Information from OIR concerning State of TN Information Systems:
Today, worms, viruses, Trojan horses, and Denial of Service attacks are all too familiar. The information you are about to learn will give you guidance and help you develop good computer 'habits'.
* Acceptable Use Policy - policy that identifies specific actions or behaviors that are acceptable as well as those that may result in the termination of a user's account
* Access rights - controls designed to restrict access to computer resources available to the authorized users and programs
* Internet Service Provider (ISP) - an organization, such as the Office for Information Resources (OIR), that provides users with some combination of email, and Internet access
* Password - a confidential character string used to authenticate a user's identity before granting network and applications access
* Patch - a temporary fix to an identified problem in the operating system or software
* Peer-to-peer - a communications model in which each party has the same capabilities and either party can initiate a communication session
* Policy - high level overall statement of goals (tells what is to be done)
* Procedures - An ordered set of tasks for performing some action (tells how to do something)
* Trojan horse - a program that hides inside an authorized program and performs an unauthorized function. It typically takes over legitimate user's access rights and gathers information that the perpetrator should not have. Trojan horses can gather passwords for later unauthorized access to information resources.
* User and Client - any person or entity that has been granted authority and rights to access the WAN
* Virus - a fragment of a computer program that copies itself into another program and modifies the original program. It does not run independently of another program, but it does reproduce itself and infects other programs. Some viruses become active at a certain date or time. A virus may infect any computer storage device. It degrades computer performance and alters software performance or processing
* Wide Area Network (WAN) - interconnected State Local Area Networks that span the entire state
* Worm - an independent program that reproduces itself from one networked computer to another. Worms do their damage by taking information processing away from legitimate tasks and can cause a system to shut down.
Computer security is all of the efforts (both technical and managerial) required to protect information assets and physical assets from misuse, improper disclosure, improper alteration, or abuse. Security breaches range from simply proving that access to a computer network can be attained to actually destroying or stealing information or other valuable assets. Because of the interconnectivity among networks in the State's environment, we are only as strong as the weakest link. Therefore, all network users have to be vigilant and adopt behaviors to protect our information resource assets.

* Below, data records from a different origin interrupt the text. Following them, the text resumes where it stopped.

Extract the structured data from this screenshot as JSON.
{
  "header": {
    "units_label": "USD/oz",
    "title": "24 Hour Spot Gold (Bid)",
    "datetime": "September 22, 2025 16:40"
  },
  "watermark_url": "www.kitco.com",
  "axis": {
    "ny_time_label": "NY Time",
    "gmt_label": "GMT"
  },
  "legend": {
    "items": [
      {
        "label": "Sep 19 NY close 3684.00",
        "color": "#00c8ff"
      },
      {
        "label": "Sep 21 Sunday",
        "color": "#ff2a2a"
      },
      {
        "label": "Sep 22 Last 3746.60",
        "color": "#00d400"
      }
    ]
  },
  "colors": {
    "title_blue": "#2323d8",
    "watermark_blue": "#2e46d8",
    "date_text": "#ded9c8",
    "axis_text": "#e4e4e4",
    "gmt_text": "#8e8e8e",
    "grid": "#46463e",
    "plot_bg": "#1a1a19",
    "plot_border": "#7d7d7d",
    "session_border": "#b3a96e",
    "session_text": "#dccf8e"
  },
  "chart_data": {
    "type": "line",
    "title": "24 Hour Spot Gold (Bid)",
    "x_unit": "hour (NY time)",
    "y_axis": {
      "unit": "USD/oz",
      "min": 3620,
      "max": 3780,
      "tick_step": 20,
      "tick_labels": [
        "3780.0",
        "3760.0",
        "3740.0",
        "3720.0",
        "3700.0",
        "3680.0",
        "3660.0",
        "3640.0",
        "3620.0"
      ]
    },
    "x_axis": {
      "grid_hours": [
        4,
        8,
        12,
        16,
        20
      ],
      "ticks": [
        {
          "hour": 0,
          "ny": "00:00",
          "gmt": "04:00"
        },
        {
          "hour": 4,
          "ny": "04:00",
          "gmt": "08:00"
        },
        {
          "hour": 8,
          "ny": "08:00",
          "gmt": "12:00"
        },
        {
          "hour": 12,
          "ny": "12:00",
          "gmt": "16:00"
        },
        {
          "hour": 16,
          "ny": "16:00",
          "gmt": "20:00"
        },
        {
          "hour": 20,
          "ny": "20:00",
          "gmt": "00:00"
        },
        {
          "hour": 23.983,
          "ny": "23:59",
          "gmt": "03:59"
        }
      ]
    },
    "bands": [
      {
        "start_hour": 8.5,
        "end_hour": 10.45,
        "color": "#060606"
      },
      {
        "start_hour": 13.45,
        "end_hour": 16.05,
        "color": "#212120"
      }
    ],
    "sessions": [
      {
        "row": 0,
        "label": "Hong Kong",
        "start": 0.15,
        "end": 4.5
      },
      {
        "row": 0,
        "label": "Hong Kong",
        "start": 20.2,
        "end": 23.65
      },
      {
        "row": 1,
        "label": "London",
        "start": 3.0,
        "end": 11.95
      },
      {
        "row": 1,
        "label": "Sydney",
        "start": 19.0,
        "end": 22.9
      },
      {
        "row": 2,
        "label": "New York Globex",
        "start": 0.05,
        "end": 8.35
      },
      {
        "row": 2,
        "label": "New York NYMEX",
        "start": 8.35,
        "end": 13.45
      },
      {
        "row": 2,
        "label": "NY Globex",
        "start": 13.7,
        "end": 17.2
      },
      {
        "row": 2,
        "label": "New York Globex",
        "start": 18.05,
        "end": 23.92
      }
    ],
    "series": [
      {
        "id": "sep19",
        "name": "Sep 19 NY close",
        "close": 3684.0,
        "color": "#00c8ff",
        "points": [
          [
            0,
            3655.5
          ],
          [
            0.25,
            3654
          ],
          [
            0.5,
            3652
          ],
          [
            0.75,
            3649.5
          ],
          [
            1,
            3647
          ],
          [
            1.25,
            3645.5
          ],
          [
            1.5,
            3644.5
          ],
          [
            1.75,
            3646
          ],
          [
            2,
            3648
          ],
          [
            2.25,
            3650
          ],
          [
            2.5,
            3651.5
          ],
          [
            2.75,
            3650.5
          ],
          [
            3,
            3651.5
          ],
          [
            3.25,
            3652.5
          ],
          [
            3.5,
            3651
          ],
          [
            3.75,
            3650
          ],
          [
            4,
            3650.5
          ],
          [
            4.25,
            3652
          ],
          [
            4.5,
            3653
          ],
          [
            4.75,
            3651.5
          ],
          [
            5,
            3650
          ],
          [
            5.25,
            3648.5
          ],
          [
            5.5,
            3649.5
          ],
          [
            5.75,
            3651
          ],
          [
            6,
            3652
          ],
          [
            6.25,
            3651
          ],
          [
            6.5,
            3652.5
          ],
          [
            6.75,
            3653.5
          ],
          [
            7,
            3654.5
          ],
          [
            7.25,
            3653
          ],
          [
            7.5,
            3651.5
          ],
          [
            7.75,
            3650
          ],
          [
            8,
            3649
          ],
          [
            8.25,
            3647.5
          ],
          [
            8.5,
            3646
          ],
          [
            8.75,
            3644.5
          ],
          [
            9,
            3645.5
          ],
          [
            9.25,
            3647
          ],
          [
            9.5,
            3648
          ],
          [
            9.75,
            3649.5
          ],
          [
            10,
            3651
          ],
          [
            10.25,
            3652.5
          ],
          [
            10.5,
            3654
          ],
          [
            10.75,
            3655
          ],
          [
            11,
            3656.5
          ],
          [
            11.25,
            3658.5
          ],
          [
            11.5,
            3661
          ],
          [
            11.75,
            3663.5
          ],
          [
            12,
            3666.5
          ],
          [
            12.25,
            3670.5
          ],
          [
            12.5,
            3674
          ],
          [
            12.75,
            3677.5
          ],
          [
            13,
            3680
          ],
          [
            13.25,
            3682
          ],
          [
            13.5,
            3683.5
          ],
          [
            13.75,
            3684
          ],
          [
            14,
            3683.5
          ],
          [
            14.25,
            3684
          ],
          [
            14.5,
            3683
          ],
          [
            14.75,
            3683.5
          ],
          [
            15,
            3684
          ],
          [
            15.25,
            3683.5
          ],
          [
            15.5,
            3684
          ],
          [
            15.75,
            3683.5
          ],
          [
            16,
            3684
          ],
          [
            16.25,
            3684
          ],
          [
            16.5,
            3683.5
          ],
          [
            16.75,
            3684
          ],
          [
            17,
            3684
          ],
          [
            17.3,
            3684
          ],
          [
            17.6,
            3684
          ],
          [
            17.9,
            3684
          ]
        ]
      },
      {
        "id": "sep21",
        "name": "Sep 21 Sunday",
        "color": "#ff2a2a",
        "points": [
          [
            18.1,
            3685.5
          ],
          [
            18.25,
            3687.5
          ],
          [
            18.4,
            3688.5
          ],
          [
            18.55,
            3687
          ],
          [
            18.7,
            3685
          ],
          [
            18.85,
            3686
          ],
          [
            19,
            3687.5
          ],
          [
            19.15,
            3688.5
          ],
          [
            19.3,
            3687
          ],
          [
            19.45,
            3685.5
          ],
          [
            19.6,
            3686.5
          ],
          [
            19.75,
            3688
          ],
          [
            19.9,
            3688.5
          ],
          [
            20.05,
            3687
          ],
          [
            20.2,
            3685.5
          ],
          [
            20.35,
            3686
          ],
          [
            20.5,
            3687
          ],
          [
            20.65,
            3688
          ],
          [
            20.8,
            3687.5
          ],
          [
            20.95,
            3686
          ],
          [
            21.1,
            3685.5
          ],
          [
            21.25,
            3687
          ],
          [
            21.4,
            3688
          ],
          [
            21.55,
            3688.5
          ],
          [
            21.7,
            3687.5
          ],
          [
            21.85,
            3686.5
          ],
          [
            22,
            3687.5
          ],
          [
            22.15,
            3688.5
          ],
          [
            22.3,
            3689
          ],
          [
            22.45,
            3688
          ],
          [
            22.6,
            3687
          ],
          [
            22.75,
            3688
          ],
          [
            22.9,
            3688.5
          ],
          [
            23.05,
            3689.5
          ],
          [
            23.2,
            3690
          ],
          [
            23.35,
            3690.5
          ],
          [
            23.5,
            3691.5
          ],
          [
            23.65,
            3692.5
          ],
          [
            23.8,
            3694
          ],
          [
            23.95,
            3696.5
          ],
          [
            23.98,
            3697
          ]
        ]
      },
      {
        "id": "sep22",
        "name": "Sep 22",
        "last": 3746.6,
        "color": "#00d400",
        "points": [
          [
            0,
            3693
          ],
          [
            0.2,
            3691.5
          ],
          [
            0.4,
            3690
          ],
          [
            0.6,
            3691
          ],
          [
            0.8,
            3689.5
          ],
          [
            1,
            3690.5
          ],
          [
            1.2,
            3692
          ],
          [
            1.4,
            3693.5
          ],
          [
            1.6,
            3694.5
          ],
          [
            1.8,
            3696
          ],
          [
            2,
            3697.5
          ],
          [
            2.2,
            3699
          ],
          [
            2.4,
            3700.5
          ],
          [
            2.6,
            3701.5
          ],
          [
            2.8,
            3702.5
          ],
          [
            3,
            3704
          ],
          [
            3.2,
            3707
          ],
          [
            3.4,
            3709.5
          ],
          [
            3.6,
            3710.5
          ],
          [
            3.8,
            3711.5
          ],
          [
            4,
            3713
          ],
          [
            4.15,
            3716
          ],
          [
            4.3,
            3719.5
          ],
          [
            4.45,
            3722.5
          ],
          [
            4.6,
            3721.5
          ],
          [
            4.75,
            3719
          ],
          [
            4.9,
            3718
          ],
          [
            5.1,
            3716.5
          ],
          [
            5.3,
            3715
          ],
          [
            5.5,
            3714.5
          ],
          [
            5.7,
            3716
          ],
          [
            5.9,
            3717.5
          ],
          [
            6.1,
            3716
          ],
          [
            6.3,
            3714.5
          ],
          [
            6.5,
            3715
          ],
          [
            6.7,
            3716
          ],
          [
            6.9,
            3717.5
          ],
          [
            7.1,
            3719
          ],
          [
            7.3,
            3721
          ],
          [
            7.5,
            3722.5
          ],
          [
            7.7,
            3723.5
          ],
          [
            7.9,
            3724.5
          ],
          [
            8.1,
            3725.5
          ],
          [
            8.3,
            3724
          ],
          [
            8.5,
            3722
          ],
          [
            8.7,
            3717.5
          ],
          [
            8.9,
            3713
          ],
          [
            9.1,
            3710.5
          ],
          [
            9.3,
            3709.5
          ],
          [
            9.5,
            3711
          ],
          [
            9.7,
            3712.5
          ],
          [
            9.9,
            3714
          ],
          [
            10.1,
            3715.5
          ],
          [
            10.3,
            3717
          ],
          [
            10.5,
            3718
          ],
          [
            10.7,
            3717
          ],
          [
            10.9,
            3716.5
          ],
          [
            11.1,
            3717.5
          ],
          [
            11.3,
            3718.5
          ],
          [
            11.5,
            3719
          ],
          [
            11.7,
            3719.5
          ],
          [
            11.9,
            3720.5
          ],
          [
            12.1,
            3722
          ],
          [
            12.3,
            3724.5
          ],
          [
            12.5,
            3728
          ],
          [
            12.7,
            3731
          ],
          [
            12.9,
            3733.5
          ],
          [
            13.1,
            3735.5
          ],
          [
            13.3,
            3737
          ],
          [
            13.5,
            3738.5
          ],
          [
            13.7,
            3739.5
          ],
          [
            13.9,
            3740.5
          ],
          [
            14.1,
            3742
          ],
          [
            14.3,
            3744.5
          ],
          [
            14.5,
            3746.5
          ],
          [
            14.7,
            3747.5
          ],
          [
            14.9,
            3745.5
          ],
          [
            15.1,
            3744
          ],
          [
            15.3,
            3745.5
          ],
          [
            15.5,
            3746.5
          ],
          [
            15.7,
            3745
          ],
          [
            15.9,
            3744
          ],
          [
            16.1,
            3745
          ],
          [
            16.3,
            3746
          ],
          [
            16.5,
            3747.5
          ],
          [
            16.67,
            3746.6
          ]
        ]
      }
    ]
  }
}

* Probes and scans - attempts to gain access or discover information about remote computers
* Account compromise - discovery of user accounts and their passwords
* Packet sniffing - capturing data that is sent across a network; the data can contain sensitive information like passwords
* Denial of Service - flooding a network with requests that can overwhelm it and ultimately make a computer slow down or ultimately crash
* Malicious code - Trojan horses, worms, viruses
* Poor Device configuration - computers and other network devices that have been configured to allow unnecessary services or are not properly patched
* Weak physical access controls - computers and other network devices are not physically protected from intruders
There are other forms of cyber vandalism or cyber destruction. One of our objectives as stewards of State resources is to protect State of Tennessee information resources from these threats.
In the State's environment, skilled and trained technicians, frequently referred to as Systems Administrators, are responsible for the maintenance of the infrastructure and the devices attached to it. These technicians identify and defend the network against probes, scans and Denial of Service attacks. They maintain software and systems that identify and remove potentially malicious code. They are responsible for initial system configurations and subsequent patches. They are responsible for adding and removing users, devices and software. Users are responsible for protecting their passwords and should not post them to the monitor or share them with any other user or technician. Users are generally responsible for creating backup copies of files or data located on the workstation that is assigned to them.